Second, millennials should vote with their wallets and demand that retail banks, wealth managers, and advisory firms provide a suite of financial products that range across the risk/return/impact triangle. Wealth management firms acknowledge that they are not yet positioned to give impact investing equal footing to conventional investments. In the “Millennials and Money” report we cited above, Merrill Lynch described one client’s impact investment as “a tricky undertaking for both client and advisor.the collaboration, in many ways an experiment, is ongoing.” For the same investment, the report asks, “what measures should be used to judge the social impact of these investments? How long should you wait for that impact to take hold, let alone a profit stream?” These are the questions investors are looking to advisory firms to answer, not just ask.

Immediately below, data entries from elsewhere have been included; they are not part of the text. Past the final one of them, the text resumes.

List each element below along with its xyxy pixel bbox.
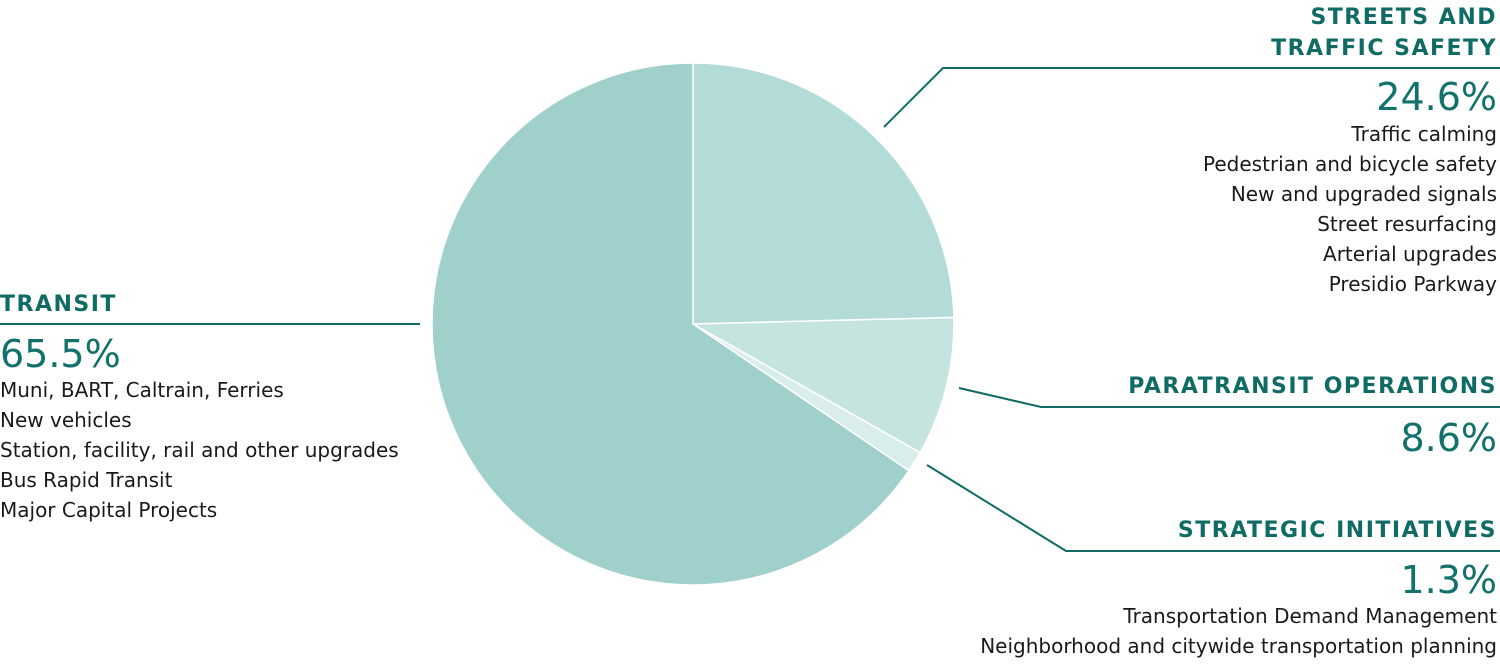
list-item: Street resurfacing — [1317, 212, 1497, 236]
strategic-percent: 1.3% — [1400, 558, 1497, 602]
streets-title: STREETS AND TRAFFIC SAFETY — [1271, 2, 1497, 64]
list-item: New and upgraded signals — [1230, 182, 1497, 206]
streets-title-line2: TRAFFIC SAFETY — [1271, 36, 1497, 61]
leader-lines — [0, 67, 1500, 552]
pie-slice-streets-and-traffic-safety — [692, 62, 955, 325]
transit-title: TRANSIT — [0, 292, 117, 317]
leader-line-streets — [883, 67, 1500, 128]
leader-line-paratransit — [958, 387, 1500, 408]
streets-percent: 24.6% — [1376, 75, 1497, 119]
pie-slice-transit — [431, 62, 910, 586]
list-item: Major Capital Projects — [0, 498, 218, 522]
paratransit-percent: 8.6% — [1400, 416, 1497, 460]
list-item: Muni, BART, Caltrain, Ferries — [0, 378, 284, 402]
pie-slices — [431, 62, 955, 586]
list-item: New vehicles — [0, 408, 132, 432]
pie-slice-paratransit-operations — [690, 316, 955, 454]
list-item: Traffic calming — [1351, 122, 1497, 146]
list-item: Transportation Demand Management — [1123, 604, 1497, 628]
paratransit-title: PARATRANSIT OPERATIONS — [1128, 374, 1497, 399]
leader-line-strategic — [926, 464, 1500, 552]
streets-items-list: Traffic calming Pedestrian and bicycle s… — [1203, 119, 1497, 299]
strategic-items-list: Transportation Demand Management Neighbo… — [980, 601, 1497, 661]
transit-items-list: Muni, BART, Caltrain, Ferries New vehicl… — [0, 375, 399, 525]
list-item: Presidio Parkway — [1328, 272, 1497, 296]
list-item: Neighborhood and citywide transportation… — [980, 634, 1497, 658]
list-item: Station, facility, rail and other upgrad… — [0, 438, 399, 462]
transit-percent: 65.5% — [0, 332, 121, 376]
list-item: Bus Rapid Transit — [0, 468, 173, 492]
list-item: Arterial upgrades — [1323, 242, 1497, 266]
strategic-title: STRATEGIC INITIATIVES — [1177, 518, 1497, 543]
list-item: Pedestrian and bicycle safety — [1203, 152, 1497, 176]
streets-title-line1: STREETS AND — [1310, 5, 1497, 30]
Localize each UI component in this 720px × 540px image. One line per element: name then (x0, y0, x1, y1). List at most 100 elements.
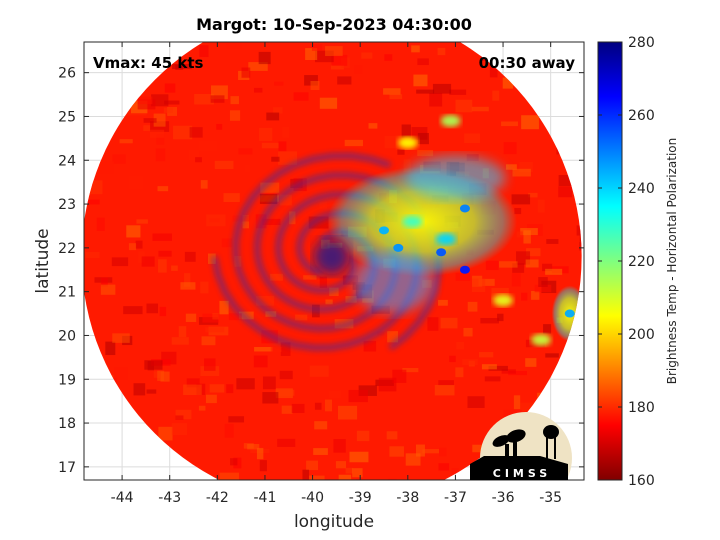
texture-cell (349, 451, 369, 463)
texture-cell (405, 453, 421, 466)
cold-cloud-cell (402, 215, 423, 228)
texture-cell (537, 199, 545, 213)
texture-cell (119, 139, 133, 144)
texture-cell (417, 132, 429, 145)
texture-cell (356, 430, 370, 442)
texture-cell (128, 175, 144, 190)
texture-cell (278, 151, 297, 165)
texture-cell (489, 67, 498, 78)
texture-cell (242, 215, 249, 229)
texture-cell (417, 149, 434, 157)
colorbar-tick-label: 220 (628, 254, 655, 270)
texture-cell (112, 154, 126, 164)
colorbar-tick-label: 200 (628, 327, 655, 343)
y-tick-label: 20 (58, 328, 76, 344)
texture-cell (254, 347, 273, 352)
texture-cell (325, 299, 333, 305)
texture-cell (96, 217, 105, 231)
texture-cell (261, 142, 279, 149)
texture-cell (348, 389, 368, 403)
colorbar-label: Brightness Temp - Horizontal Polarizatio… (665, 138, 679, 385)
texture-cell (201, 336, 216, 346)
texture-cell (188, 149, 199, 161)
texture-cell (437, 47, 446, 56)
texture-cell (513, 395, 521, 410)
texture-cell (402, 368, 419, 373)
texture-cell (488, 365, 508, 371)
texture-cell (112, 333, 130, 343)
texture-cell (319, 276, 328, 288)
texture-cell (153, 113, 166, 127)
texture-cell (384, 135, 400, 149)
texture-cell (521, 292, 528, 301)
texture-cell (328, 390, 341, 399)
texture-cell (478, 278, 495, 286)
texture-cell (286, 114, 296, 120)
texture-cell (542, 263, 553, 272)
texture-cell (302, 469, 310, 480)
logo-base (470, 456, 568, 480)
texture-cell (546, 239, 559, 244)
texture-cell (310, 80, 320, 91)
texture-cell (202, 313, 220, 323)
texture-cell (141, 256, 155, 267)
texture-cell (420, 155, 430, 160)
texture-cell (352, 468, 363, 478)
texture-cell (499, 261, 518, 268)
texture-cell (361, 52, 373, 59)
texture-cell (271, 156, 280, 162)
texture-cell (387, 331, 399, 343)
texture-cell (516, 231, 523, 238)
texture-cell (520, 228, 538, 236)
cold-cloud-regions (327, 114, 582, 346)
chart-title: Margot: 10-Sep-2023 04:30:00 (196, 15, 472, 34)
texture-cell (520, 402, 538, 412)
spiral-band (211, 191, 420, 351)
y-tick-label: 21 (58, 285, 76, 301)
dish-stand (505, 444, 509, 460)
texture-cell (345, 467, 354, 474)
texture-cell (432, 83, 452, 94)
texture-cell (205, 327, 225, 333)
texture-cell (137, 96, 153, 105)
texture-cell (175, 64, 184, 70)
texture-cell (579, 241, 582, 251)
texture-cell (329, 287, 339, 297)
texture-cell (216, 123, 223, 130)
texture-cell (416, 89, 435, 94)
texture-cell (526, 248, 541, 257)
texture-cell (143, 125, 151, 132)
colorbar-tick-label: 240 (628, 181, 655, 197)
texture-cell (260, 182, 280, 193)
texture-cell (173, 125, 193, 140)
texture-cell (200, 366, 220, 377)
texture-cell (304, 75, 318, 86)
texture-cell (98, 259, 113, 264)
texture-cell (219, 462, 229, 472)
texture-cell (440, 317, 458, 329)
texture-cell (464, 133, 481, 144)
texture-cell (171, 423, 188, 436)
texture-cell (156, 134, 165, 145)
texture-cell (228, 416, 245, 423)
cold-cloud-cell (435, 233, 456, 246)
texture-cell (311, 44, 323, 51)
x-tick-label: -39 (349, 490, 372, 506)
texture-cell (305, 48, 318, 61)
texture-cell (210, 95, 225, 103)
texture-cell (422, 449, 440, 454)
texture-cell (279, 194, 292, 206)
texture-cell (525, 259, 539, 268)
texture-cell (178, 326, 187, 338)
cold-cloud-cell (379, 226, 389, 235)
x-tick-label: -40 (301, 490, 324, 506)
texture-cell (198, 140, 218, 152)
texture-cell (463, 327, 473, 337)
texture-cell (194, 93, 214, 105)
texture-cell (314, 402, 322, 410)
x-tick-label: -36 (492, 490, 515, 506)
texture-cell (184, 273, 191, 287)
texture-cell (354, 65, 363, 74)
texture-cell (314, 421, 328, 430)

Of course, not all millennials will inherit or create millions in personal wealth. But our generation is remarkably consistent in attitude, regardless of financial position – 92% say business success should be based on more than profit. Millennials also believe in the power of private capital. More than half of millennials in the same study (conducted by Deloitte) believed that business, not government, will have the greatest impact in solving society’s most pressing challenges. We expect that wealthy millennials will pave the way for the mainstreaming of impact investment products for their peers as well as their Baby Boomer and Generation X parents and grandparents, whatever the size of their portfolios.

Third, growing impact investing will take collaboration and cooperation. Public-and private-sector actors will need to partner with academia to aggregate information on impact investing deal activity, compile best practices in impact measurement, reduce transaction costs, and inspire new participants through social engagement. The first report of the U.S. National Advisory Board on impact Investment is an important first step; the next challenge for government is to design and foster a supportive regulatory environment, one that regards private capital as positive force to be harnessed, and impact investors as partners in social progress.

We anticipate that millennials’ growing commitment to impact investing on multiple dimensions – dollars committed, deals completed, financial returns achieved, and development goals addressed. Most importantly, however, we look forward to a growing alignment of developed world capital with a social conscience, driven by one of the core millennial mantras: doing well by doing good.